The Neurobiology of Aging
Consider the number of times you encountered stories about Alzheimer's disease or dementia in the past few years. Now consider how many people you know who are caring for aging family members in a state of severe cognitive decline, and you'll understand why brain health seems to be on everyone's mind. (Yes, intended.)
As the population ages physically, our brains undergo a natural process of aging. What changes can we expect to occur as our brains age? What steps can we take to prevent normal aging from transitioning into disease states, such as Alzheimer's or dementia?
The advice can be confusing. Neuroscience researchers are constantly updating their information and releasing revelations on the best and latest information to the public. But what happens when those messages don't come across or are not interpreted as intended? "It's difficult for scientists to communicate with the public and vice versa," says Julia Gamache, a PhD candidate in the University of Minnesota's Graduate Program in Neuroscience. "A certain amount of simplification is necessary for a layperson to understand a scientific finding, but problems arise when scientific language gets oversimplified."
Gamache intends to help circumvent this miscommunication as part of her three-session course The Neurobiology of Aging (begins March 12), when she will teach participants how to assess neuroscience research data critically, and interpret that data as it is reported in the media.
"By going through a research and news article side-by-side," she suggests, "participants will get a better feel for how the scientific method works, how data gets translated into scientific conclusions, and how those conclusions get translated into news stories."

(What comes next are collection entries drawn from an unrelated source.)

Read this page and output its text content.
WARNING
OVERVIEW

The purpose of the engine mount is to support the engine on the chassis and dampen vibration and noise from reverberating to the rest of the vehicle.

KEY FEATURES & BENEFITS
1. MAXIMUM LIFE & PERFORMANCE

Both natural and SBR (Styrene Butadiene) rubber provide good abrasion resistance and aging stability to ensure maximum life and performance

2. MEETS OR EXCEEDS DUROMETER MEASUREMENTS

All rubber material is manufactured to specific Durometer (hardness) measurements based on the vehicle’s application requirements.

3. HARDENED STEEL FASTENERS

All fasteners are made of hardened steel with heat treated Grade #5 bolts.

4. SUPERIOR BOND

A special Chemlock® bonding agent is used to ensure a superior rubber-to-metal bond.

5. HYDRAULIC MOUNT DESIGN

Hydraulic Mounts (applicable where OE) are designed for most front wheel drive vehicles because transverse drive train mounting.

Offered in cooperation with the Department of Neuroscience and in recognition of Brain Awareness Week, the three-session course will begin with an overview of the fundamental topics in neurobiology before moving on to discuss how to improve cognitive function and maintain brain health as this vital organ ages.
Gamache says, "We will talk about how diet, physical exercise, and mental exercise can be used to maintain a healthy brain. Participants in this course will see some scientific evidence that these approaches work, and will also learn how these tips are grounded in principles of neurobiology, like synaptic plasticity and proteins called growth factors."